Oh, I had a guy do that to me once. I think he was nuts. Two lane curvy road and he was going well below the limit so I was waiting for a chance to go around him. I guess he didn’t like me behind him and all of a sudden slammed on his brakes coming to a complete stop and sliding partially into the on-coming lane. I think he was going home to whip the dog or something.

The next time that I am in back of someone who is already driving under the speed limit on a clear day, and who then proceeds to slam on his/her brakes before every gentle curve–and on an upgrade–this is something that I will contemplate. :wink:
However, I have come to the conclusion that there are some people who are so insecure about driving–and/or who have so little sense of what safe driving actually entails–that they will slam their brakes on for almost anything.
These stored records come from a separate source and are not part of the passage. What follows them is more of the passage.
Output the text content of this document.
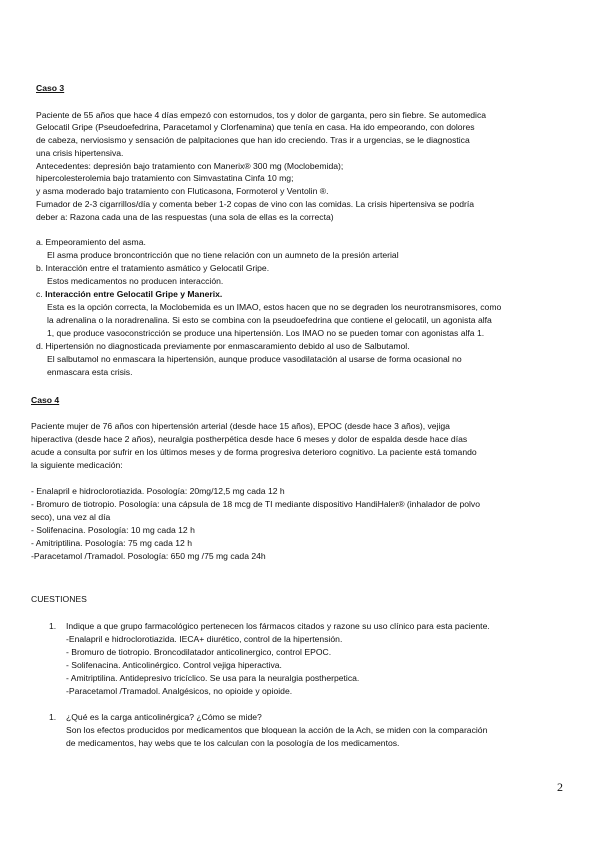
Caso 3
Paciente de 55 años que hace 4 días empezó con estornudos, tos y dolor de garganta, pero sin fiebre. Se automedica
Gelocatil Gripe (Pseudoefedrina, Paracetamol y Clorfenamina) que tenía en casa. Ha ido empeorando, con dolores
de cabeza, nerviosismo y sensación de palpitaciones que han ido creciendo. Tras ir a urgencias, se le diagnostica
una crisis hipertensiva.
Antecedentes: depresión bajo tratamiento con Manerix® 300 mg (Moclobemida);
hipercolesterolemia bajo tratamiento con Simvastatina Cinfa 10 mg;
y asma moderado bajo tratamiento con Fluticasona, Formoterol y Ventolin ®.
Fumador de 2-3 cigarrillos/día y comenta beber 1-2 copas de vino con las comidas. La crisis hipertensiva se podría
deber a: Razona cada una de las respuestas (una sola de ellas es la correcta)
a. Empeoramiento del asma.
El asma produce broncontricción que no tiene relación con un aumneto de la presión arterial
b. Interacción entre el tratamiento asmático y Gelocatil Gripe.
Estos medicamentos no producen interacción.
c. Interacción entre Gelocatil Gripe y Manerix.
Esta es la opción correcta, la Moclobemida es un IMAO, estos hacen que no se degraden los neurotransmisores, como
la adrenalina o la noradrenalina. Si esto se combina con la pseudoefedrina que contiene el gelocatil, un agonista alfa
1, que produce vasoconstricción se produce una hipertensión. Los IMAO no se pueden tomar con agonistas alfa 1.
d. Hipertensión no diagnosticada previamente por enmascaramiento debido al uso de Salbutamol.
El salbutamol no enmascara la hipertensión, aunque produce vasodilatación al usarse de forma ocasional no
enmascara esta crisis.
Caso 4
Paciente mujer de 76 años con hipertensión arterial (desde hace 15 años), EPOC (desde hace 3 años), vejiga
hiperactiva (desde hace 2 años), neuralgia postherpética desde hace 6 meses y dolor de espalda desde hace días
acude a consulta por sufrir en los últimos meses y de forma progresiva deterioro cognitivo. La paciente está tomando
la siguiente medicación:
- Enalapril e hidroclorotiazida. Posología: 20mg/12,5 mg cada 12 h
- Bromuro de tiotropio. Posología: una cápsula de 18 mcg de TI mediante dispositivo HandiHaler® (inhalador de polvo
seco), una vez al día
- Solifenacina. Posología: 10 mg cada 12 h
- Amitriptilina. Posología: 75 mg cada 12 h
-Paracetamol /Tramadol. Posología: 650 mg /75 mg cada 24h
CUESTIONES
1. Indique a que grupo farmacológico pertenecen los fármacos citados y razone su uso clínico para esta paciente.
-Enalapril e hidroclorotiazida. IECA+ diurético, control de la hipertensión.
- Bromuro de tiotropio. Broncodilatador anticolinergico, control EPOC.
- Solifenacina. Anticolinérgico. Control vejiga hiperactiva.
- Amitriptilina. Antidepresivo tricíclico. Se usa para la neuralgia postherpetica.
-Paracetamol /Tramadol. Analgésicos, no opioide y opioide.
1. ¿Qué es la carga anticolinérgica? ¿Cómo se mide?
Son los efectos producidos por medicamentos que bloquean la acción de la Ach, se miden con la comparación
de medicamentos, hay webs que te los calculan con la posología de los medicamentos.
2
Quite a few years back, one of my co-workers got a fancy new Volvo wagon, and I had occasion to drive in back of her a few times on the way to work. I concluded that her brandy-new Volvo had a defective brake light switch because her brake lights kept flashing on every time that she came to anything other than a straight stretch of roadway, and I politely suggested that she take her new car back to the dealership to have the brake light switch checked.

A couple of days later, she thanked me for my input, and told me that she had had her husband drive with her the day before, and after just a few minutes he asked her, “Why do you keep slamming-on your brakes?” Until he and I mentioned what we had observed, she didn’t realize that her reaction to…almost anything other than a straight road…was to brake heavily.
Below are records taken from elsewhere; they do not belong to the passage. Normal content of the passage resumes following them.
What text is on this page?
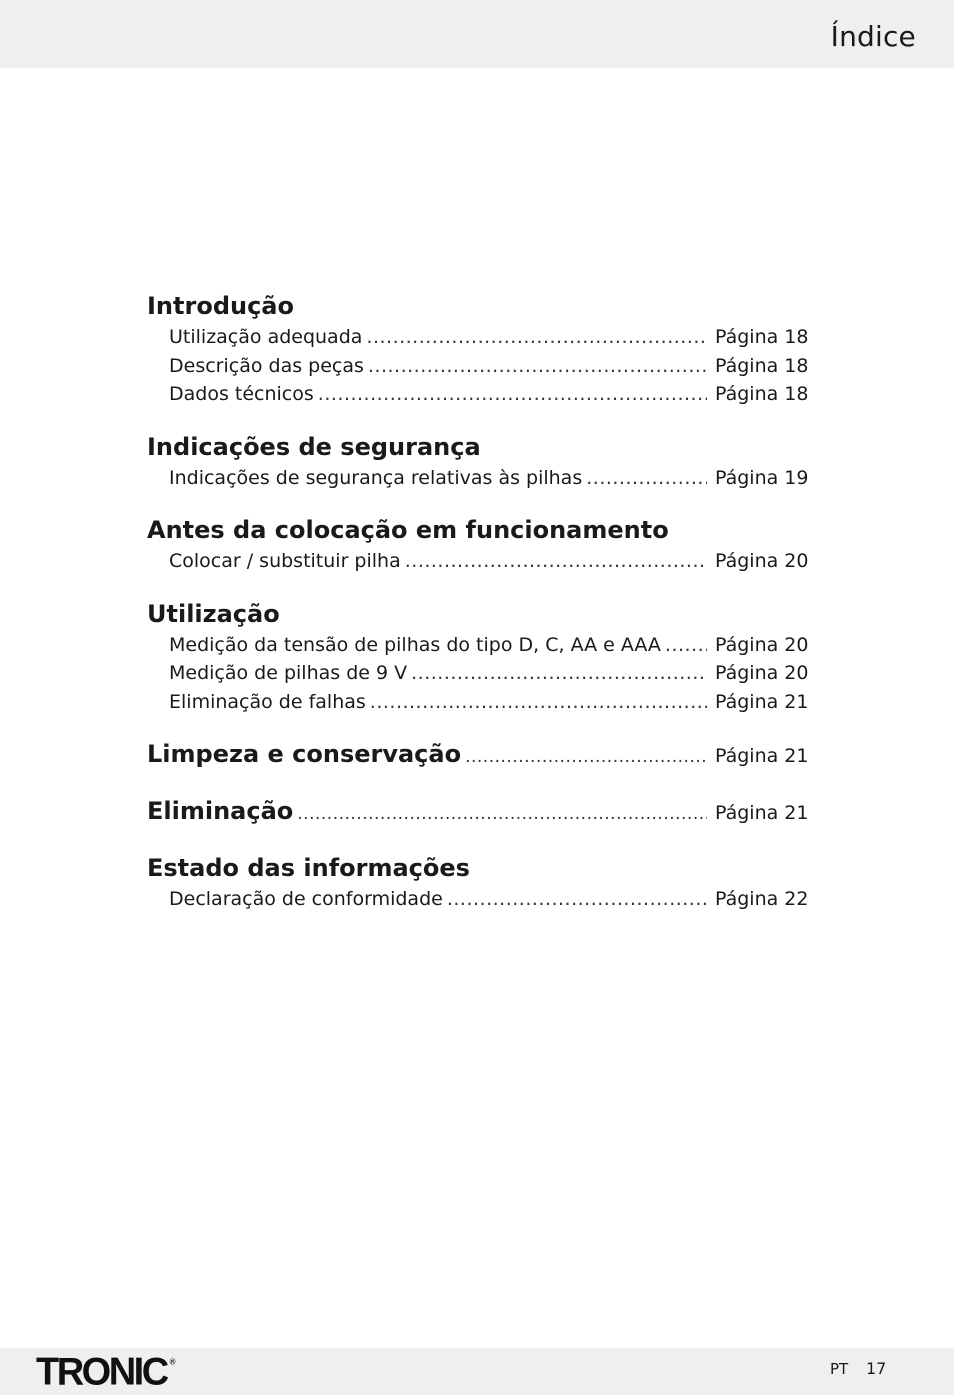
Índice
Introdução
Utilização adequada .....	Página 18
Descrição das peças .....	Página 18
Dados técnicos .....	Página 18
Indicações de segurança
Indicações de segurança relativas às pilhas .....	Página 19
Antes da colocação em funcionamento
Colocar / substituir pilha .....	Página 20
Utilização
Medição da tensão de pilhas do tipo D, C, AA e AAA .....	Página 20
Medição de pilhas de 9 V .....	Página 20
Eliminação de falhas .....	Página 21
Limpeza e conservação .....	Página 21
Eliminação .....	Página 21
Estado das informações
Declaração de conformidade .....	Página 22
TRONIC ®	PT 17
And, then we have the case of my wacky ex-boss. This is the guy who would only buy gas for his big-ass Buick a few dollars at a time because “if you tell them to fill the tank, they will cheat you”. :confused:
Anyway…when he drove with passengers, he liked to talk to them, and when he talked, he turned his head to look at his passengers. Every time that he turned his head, he slammed the brakes on. Then, he would look forward again, and he would floor the gas pedal to compensate for his braking.

I used to hate riding in his car because of the constant whiplash effect as Chatty Cathy alternately slammed-on the brakes and floored the gas. Yes, in his mind, he had a reason for what he did, but to anyone with adult-level reasoning, his driving behavior made zero sense.

Ask your friend who likes to pull it into low gear without warning. It’s the same principle.

As for being behind someone who is going well below the speed limit, maybe it is better that they don’t drive faster. I would not want to encourage anyone to drive beyond their capabilities. But they should not intentionally block drivers who want to pass them.

I got behind one last week that was doing 35 on a 55 two lane road. When there was no oncoming traffic, he would cross over the centerline taking his half out of the middle. I don’t think he was doing this to intentionally block traffic, he was just too old to be driving any faster. When there was no oncoming traffic, he would speed up to 40. I beeped my horn and he moved over for me to pass.

Actually, with tongue firmly in cheek, I would respond that I do in fact own the road; at least a portion of it due the gasoline and DMV fees and taxes I pay (actually I saw that as a bumper sticker on old boat ('70s Cadillac El Dorado).

When someone is tailgating me at night, I adjust my side mirrors so their headlights reflect back at them. That is one really nice feature that modern cars have.